I have Russ Meyer to thank for bringing us movies like that, and I have John Waters to thank for letting us know about Russ Meyer in the first place. (And I should thank Lara too, but I have no idea where she is now. Hi, Lara. If you’re reading this, drop me a line. And Columbine, but he knows that already.)
I saw Russ Meyer in person once, about five years ago. He was at Alamo Drafthouse downtown showing Faster, Pussycat! Kill! Kill!, which is not a favorite movie of mine, but I thought I should not pass up the opportunity. It wasn’t a great moviegoing experience—too many people were talking and laughing throughout the movie, and I don’t think the Alamo servers were as unobtrusive as they are these days. I liked hearing Russ Meyer speak about the film, and about some of his other films, but he was not always coherent (I heard later that he’d fallen off the wagon earlier that afternoon). Still, I was pleased to get to see him and hear him in person. He signed a Faster, Pussycat t-shirt for me that I still have.
Russ Meyer died on Saturday. I highly recommend reading Roger Ebert’s obituary—Ebert worked with Meyer on Ultra-Vixens and on Beyond the Valley of the Dolls. Daze Reader also has a Russ Meyer page that includes links to interviews and other Web resources.
Somehow it seems even sadder and more frustrating to me that I procrastinated and didn’t get tickets to see John Waters in Austin tomorrow night, previewing his film A Dirty Shame, which stars an actress with tits right out of a Russ Meyer movie. John Waters is doing a signing of the soundtrack CD at Waterloo Records on Thursday night (5 pm if you’re in Austin and interested) but I don’t have anything for him to sign and he’s not doing anything there besides signing stuff, as far as I can tell.
It’s too bad I don’t have a copy of Shock Value for him to sign. It would be nice to tell him that it helped make me the freakish film geek I am today.
I’ve got a treat that almost makes up for it, though. I found out about Russ Meyer’s death right before I had to drive downtown to get a haircut. I realized I was right around the corner from Vulcan Video, one of the only video stores in town that stocks Russ Meyer movies. Wednesdays are two-for-one rental days, and I was able to rent all three Vixen movies (plus The Philadelphia Story, which has nothing to do with any of this but is a damn fine film). I am hoping the movies are just as entertaining as they were when I saw them 15 years ago. I will let you know.
And I’m going to buy a copy of Shock Value off the Web tonight, too, just for nostalgia value.

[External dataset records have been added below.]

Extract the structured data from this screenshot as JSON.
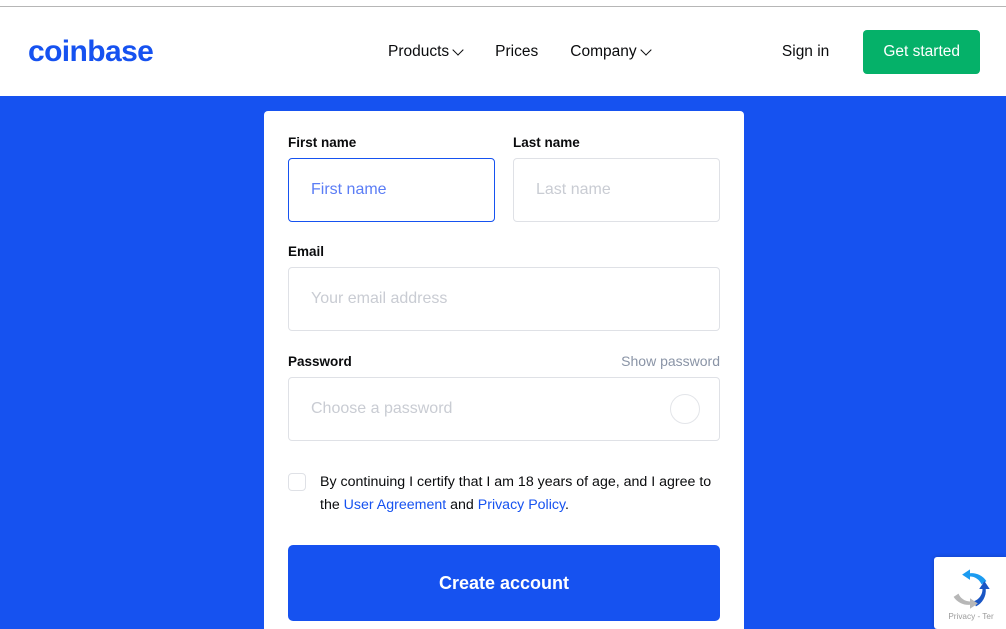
{
  "header": {
    "logo_text": "coinbase",
    "nav": [
      {
        "label": "Products",
        "has_dropdown": true
      },
      {
        "label": "Prices",
        "has_dropdown": false
      },
      {
        "label": "Company",
        "has_dropdown": true
      }
    ],
    "sign_in_label": "Sign in",
    "get_started_label": "Get started"
  },
  "form": {
    "first_name": {
      "label": "First name",
      "placeholder": "First name",
      "value": "",
      "focused": true
    },
    "last_name": {
      "label": "Last name",
      "placeholder": "Last name",
      "value": "",
      "focused": false
    },
    "email": {
      "label": "Email",
      "placeholder": "Your email address",
      "value": "",
      "focused": false
    },
    "password": {
      "label": "Password",
      "placeholder": "Choose a password",
      "value": "",
      "focused": false,
      "show_password_label": "Show password"
    },
    "terms": {
      "checked": false,
      "text_part_1": "By continuing I certify that I am 18 years of age, and I agree to the ",
      "link_user_agreement": "User Agreement",
      "text_part_2": " and ",
      "link_privacy_policy": "Privacy Policy",
      "text_part_3": "."
    },
    "submit_label": "Create account"
  },
  "recaptcha": {
    "links_text": "Privacy - Ter"
  },
  "colors": {
    "brand_blue": "#1652f0",
    "brand_green": "#05b169",
    "text_dark": "#0a0b0d",
    "placeholder_gray": "#c9ccd3",
    "border_gray": "#dfe1e6"
  }
}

3 thoughts on “beyond the tits of the Meyer vixens”

  1. Of course, and I might do just that — but the point was that the CD isn’t something I feel I need to have, or that has any particular personal value to me. (Although … I just looked at the soundtrack … it’s a hoot. It’s starting to sound worthwhile to go to the signing.

  2. Did the Scala not have seats, but sort of risers without chairs? Because if so, I saw that VERY SAME TRIPLE BILL!!! Not at the same showing as you, I know for a fact, because I was the only girl there and got some very appraising glances from the guys there to see the tits.
    My favourite Russ Myer line ever was in Supervixens: “My name is Supervixen, but my friends call me Vix!”